Creating a repository

Max edited this page Aug 2, 2021 · 1 revision

In this tutorial we'll create a basic setup for a bev repository, then we'll discuss more advanced usage scenarios.

Create a storage

A storage is basically a folder, which stores the files added to a repository. Several repositories can share a storage, so you can skip this step, if you already have one.

We'll choose the folder /mount/hdd1/storage for that.

  1. Create the folder
mkdir /mount/hdd1/storage
  1. In that folder create a storage config, named config.yml
hash:
  name: sha256

levels: [1, 31]

Here the hash: name: sha256 is the hashing algorithm. You can use any name available in the hashlib library. In most cases sha256 or blake2b are good default choices.

Create the repository

Now we can create a bev repository, which is simply a folder with a .bev.yml file in it. This is a config file, that specifies which storage locations to use. Let's point it to our storage:

lv-426:
  storage:
    - root: /mount/hdd1/storage

Here lv-426 is the configuration name (more on that later) and storage is the list of storage locations to use.

This is a basic configuration, now you can start using bev.

Using multiple storage locations

If you want to handle massive amounts of data, you may want to store them in different locations, such as multiple HDDs. Let's suppose we have another location - /mount/hdd2/storage. Repeat the steps from Create a Storage to create a new storage there.

Now let's add it to our config:

lv-426:
  storage:
    - root: /mount/hdd1/storage
    - root: /mount/hdd2/storage

We're almost there. Let's limit the storage size by setting a lower limit on free disk space.
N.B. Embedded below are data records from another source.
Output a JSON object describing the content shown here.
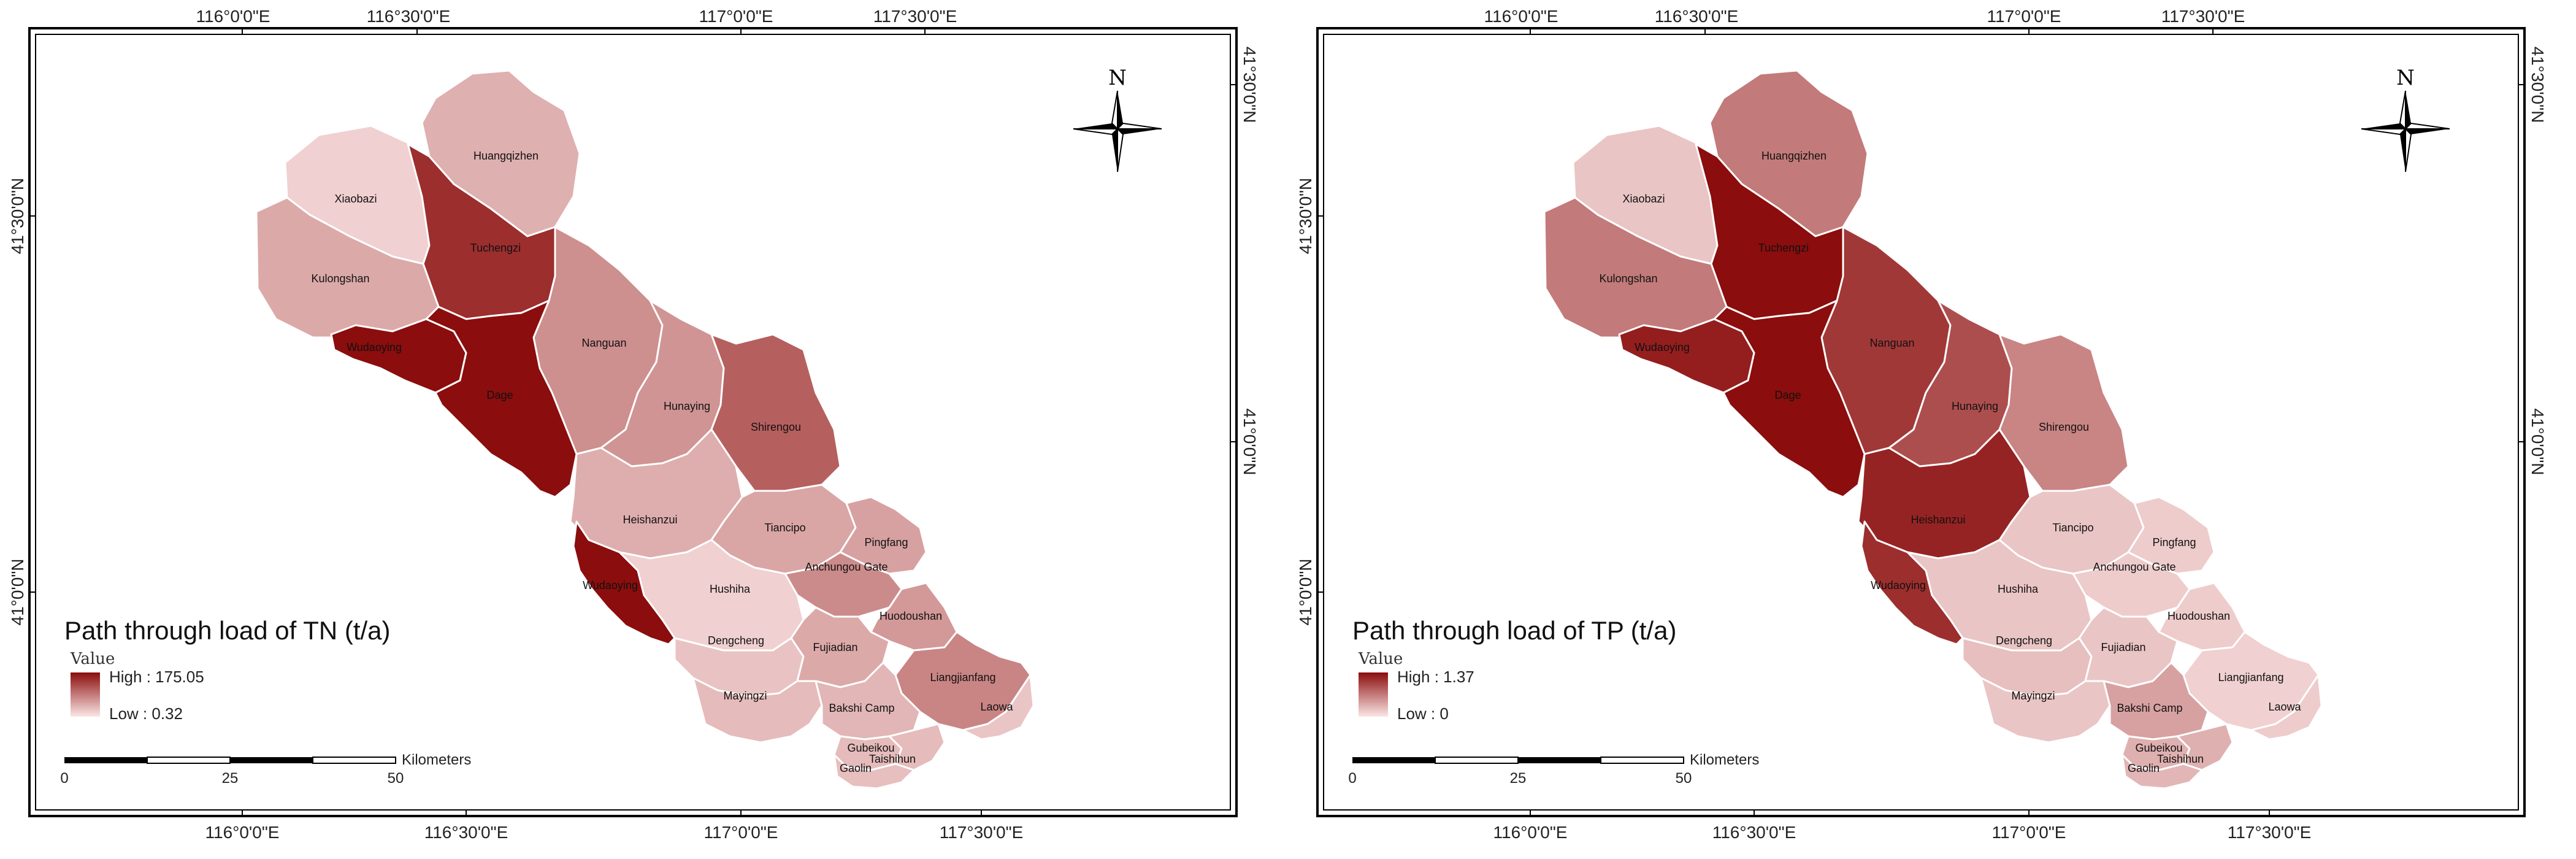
{
  "maps": [
    {
      "id": "tn",
      "legend_title": "Path through load of TN (t/a)",
      "legend_value_label": "Value",
      "legend_high": "High : 175.05",
      "legend_low": "Low : 0.32",
      "ramp_dark": "#8b0d0d",
      "ramp_light": "#fbe6e6",
      "top_ticks": [
        "116°0'0\"E",
        "116°30'0\"E",
        "117°0'0\"E",
        "117°30'0\"E"
      ],
      "bottom_ticks": [
        "116°0'0\"E",
        "116°30'0\"E",
        "117°0'0\"E",
        "117°30'0\"E"
      ],
      "left_ticks": [
        "41°30'0\"N",
        "41°0'0\"N"
      ],
      "right_ticks": [
        "41°30'0\"N",
        "41°0'0\"N"
      ],
      "scale_labels": [
        "0",
        "25",
        "50"
      ],
      "scale_unit": "Kilometers",
      "north_label": "N",
      "regions": [
        {
          "name": "Huangqizhen",
          "level": 0.25
        },
        {
          "name": "Xiaobazi",
          "level": 0.1
        },
        {
          "name": "Tuchengzi",
          "level": 0.85
        },
        {
          "name": "Kulongshan",
          "level": 0.28
        },
        {
          "name": "Nanguan",
          "level": 0.4
        },
        {
          "name": "Wudaoying",
          "level": 1.0
        },
        {
          "name": "Dage",
          "level": 1.0
        },
        {
          "name": "Hunaying",
          "level": 0.38
        },
        {
          "name": "Shirengou",
          "level": 0.62
        },
        {
          "name": "Heishanzui",
          "level": 0.26
        },
        {
          "name": "Tiancipo",
          "level": 0.3
        },
        {
          "name": "Pingfang",
          "level": 0.32
        },
        {
          "name": "Anchungou Gate",
          "level": 0.42
        },
        {
          "name": "Wudaoying",
          "level": 1.0
        },
        {
          "name": "Hushiha",
          "level": 0.1
        },
        {
          "name": "Huodoushan",
          "level": 0.36
        },
        {
          "name": "Dengcheng",
          "level": 0.16
        },
        {
          "name": "Fujiadian",
          "level": 0.28
        },
        {
          "name": "Liangjianfang",
          "level": 0.45
        },
        {
          "name": "Mayingzi",
          "level": 0.2
        },
        {
          "name": "Bakshi Camp",
          "level": 0.22
        },
        {
          "name": "Laowa",
          "level": 0.15
        },
        {
          "name": "Gubeikou",
          "level": 0.2
        },
        {
          "name": "Taishihun",
          "level": 0.2
        },
        {
          "name": "Gaolin",
          "level": 0.18
        }
      ]
    },
    {
      "id": "tp",
      "legend_title": "Path through load of TP (t/a)",
      "legend_value_label": "Value",
      "legend_high": "High : 1.37",
      "legend_low": "Low : 0",
      "ramp_dark": "#8b0d0d",
      "ramp_light": "#fbe6e6",
      "top_ticks": [
        "116°0'0\"E",
        "116°30'0\"E",
        "117°0'0\"E",
        "117°30'0\"E"
      ],
      "bottom_ticks": [
        "116°0'0\"E",
        "116°30'0\"E",
        "117°0'0\"E",
        "117°30'0\"E"
      ],
      "left_ticks": [
        "41°30'0\"N",
        "41°0'0\"N"
      ],
      "right_ticks": [
        "41°30'0\"N",
        "41°0'0\"N"
      ],
      "scale_labels": [
        "0",
        "25",
        "50"
      ],
      "scale_unit": "Kilometers",
      "north_label": "N",
      "regions": [
        {
          "name": "Huangqizhen",
          "level": 0.5
        },
        {
          "name": "Xiaobazi",
          "level": 0.15
        },
        {
          "name": "Tuchengzi",
          "level": 1.0
        },
        {
          "name": "Kulongshan",
          "level": 0.5
        },
        {
          "name": "Nanguan",
          "level": 0.8
        },
        {
          "name": "Wudaoying",
          "level": 0.92
        },
        {
          "name": "Dage",
          "level": 1.0
        },
        {
          "name": "Hunaying",
          "level": 0.7
        },
        {
          "name": "Shirengou",
          "level": 0.45
        },
        {
          "name": "Heishanzui",
          "level": 0.9
        },
        {
          "name": "Tiancipo",
          "level": 0.15
        },
        {
          "name": "Pingfang",
          "level": 0.12
        },
        {
          "name": "Anchungou Gate",
          "level": 0.12
        },
        {
          "name": "Wudaoying",
          "level": 0.85
        },
        {
          "name": "Hushiha",
          "level": 0.15
        },
        {
          "name": "Huodoushan",
          "level": 0.12
        },
        {
          "name": "Dengcheng",
          "level": 0.18
        },
        {
          "name": "Fujiadian",
          "level": 0.15
        },
        {
          "name": "Liangjianfang",
          "level": 0.1
        },
        {
          "name": "Mayingzi",
          "level": 0.15
        },
        {
          "name": "Bakshi Camp",
          "level": 0.32
        },
        {
          "name": "Laowa",
          "level": 0.12
        },
        {
          "name": "Gubeikou",
          "level": 0.25
        },
        {
          "name": "Taishihun",
          "level": 0.25
        },
        {
          "name": "Gaolin",
          "level": 0.22
        }
      ]
    }
  ]
}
In each storage config add the free_disk_size key:

hash:
  name: sha256

levels: [1, 31]
free_disk_size: 10GB

Now your data will be spread across 2 storage locations: when hdd1 will have less than 10GB of free space, bev will start writing files to the second storage.

Using multiple configurations

Let's push this a little further. What if you have several machines, and each machine has a different number of HDDs? The .bev.yml is not valid for the second machine anymore.

But fear not, we can simply create another configuration in the same file:

lv-426:
  storage:
    - root: /mount/hdd1/storage
    - root: /mount/hdd2/storage

fury-161:
  storage:
    - root: /nfs/vol1/data
    - root: /nfs/vol2/data
    - root: /nfs/vol3/data

here we assume that you already created the /nfs/vol{1,2,3}/data storage locations.

But how bev can tell which configuration to use? By default it selects the appropriate configuration based on the current hostname. So on a machine named lv-426 the first config will be selected.

Sharing configurations

Finally, what if several machines have the same configuration but different hostnames? You can explicitly provide a list of valid hostnames like so:

lv-426:
  storage:
    - root: /mount/hdd1/storage
    - root: /mount/hdd2/storage

fury-161:
  hostname:
    - pandora
    - titanic

  storage:
    - root: /nfs/vol1/data
    - root: /nfs/vol2/data
    - root: /nfs/vol3/data

Now fury-161 will be used on 2 machines: pandora and titanic.